En fin finale, pour me servir de l’énergique pléonasme de Saint-François de Sales, en fin finale, que nous importent tous ces commérages scandaleux et méchants imaginés sur le compte des Frontenacs ? À quoi bon ressasser la cendre de toutes ces vieilles anecdotes calomnieuses, qui s’effritent et tombent d’elles-mêmes en poussière sitôt que la critique les touche et les veut analyser. Les mémoires éprises des fastes glorieux de notre histoire ont, à l’endroit des Buades, autre chose à retenir que ces caquetages séniles et ces babils clandestins.

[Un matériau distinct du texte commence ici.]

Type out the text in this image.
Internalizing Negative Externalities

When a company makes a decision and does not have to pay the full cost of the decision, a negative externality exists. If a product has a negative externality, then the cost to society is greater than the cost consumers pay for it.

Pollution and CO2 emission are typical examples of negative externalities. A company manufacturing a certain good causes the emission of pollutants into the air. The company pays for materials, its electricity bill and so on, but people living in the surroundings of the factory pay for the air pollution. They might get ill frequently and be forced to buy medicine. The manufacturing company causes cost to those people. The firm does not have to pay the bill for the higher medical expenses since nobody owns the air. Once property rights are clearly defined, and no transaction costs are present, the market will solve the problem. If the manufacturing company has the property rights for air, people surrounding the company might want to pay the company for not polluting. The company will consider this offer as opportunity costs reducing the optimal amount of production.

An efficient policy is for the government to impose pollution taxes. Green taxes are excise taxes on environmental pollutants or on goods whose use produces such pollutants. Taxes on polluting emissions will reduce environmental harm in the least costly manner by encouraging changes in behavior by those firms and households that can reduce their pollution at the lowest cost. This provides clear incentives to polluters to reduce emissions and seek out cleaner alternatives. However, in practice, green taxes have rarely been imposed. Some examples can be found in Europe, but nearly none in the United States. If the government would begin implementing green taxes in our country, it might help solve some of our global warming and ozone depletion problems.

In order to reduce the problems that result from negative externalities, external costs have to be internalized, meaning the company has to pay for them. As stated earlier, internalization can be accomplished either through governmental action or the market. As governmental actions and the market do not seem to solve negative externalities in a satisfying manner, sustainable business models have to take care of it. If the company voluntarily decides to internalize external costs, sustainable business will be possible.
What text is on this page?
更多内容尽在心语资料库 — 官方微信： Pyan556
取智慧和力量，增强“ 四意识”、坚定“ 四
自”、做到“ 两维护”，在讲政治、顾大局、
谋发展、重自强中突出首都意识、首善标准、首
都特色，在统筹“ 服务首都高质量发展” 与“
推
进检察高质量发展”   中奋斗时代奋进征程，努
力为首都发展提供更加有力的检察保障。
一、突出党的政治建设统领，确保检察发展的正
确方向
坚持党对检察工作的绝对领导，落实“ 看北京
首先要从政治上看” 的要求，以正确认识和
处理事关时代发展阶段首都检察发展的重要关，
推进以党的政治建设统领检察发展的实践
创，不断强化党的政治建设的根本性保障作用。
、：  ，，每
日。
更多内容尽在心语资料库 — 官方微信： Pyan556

« Si je m’étais confié à certaines anecdotes, m’écrivait M. Pierre Margry, à la date du 30 avril 1891, j’aurais prêté à Frontenac quelques traits du Don Juan de Molière s’arrangeant avec Monsieur Dimanche. Mais il y a danger à laisser glisser le tableau dans le comique. La grandeur et même le charme du personnage s’en diminuent. Je me suis borné à montrer — en écartant le comte chargé de dettes, l’amoureux de Madame de Montespan, le danseur élégant des bals de la Reine — à montrer, dis-je, dans le gouverneur du Canada l’homme de grand esprit, de grands sentiments, impressionnable à toutes les belles choses, habile à communiquer son ardeur et ses joies, et laissant après lui la Nouvelle-France enrichie, glorieuse et étendue [1]. »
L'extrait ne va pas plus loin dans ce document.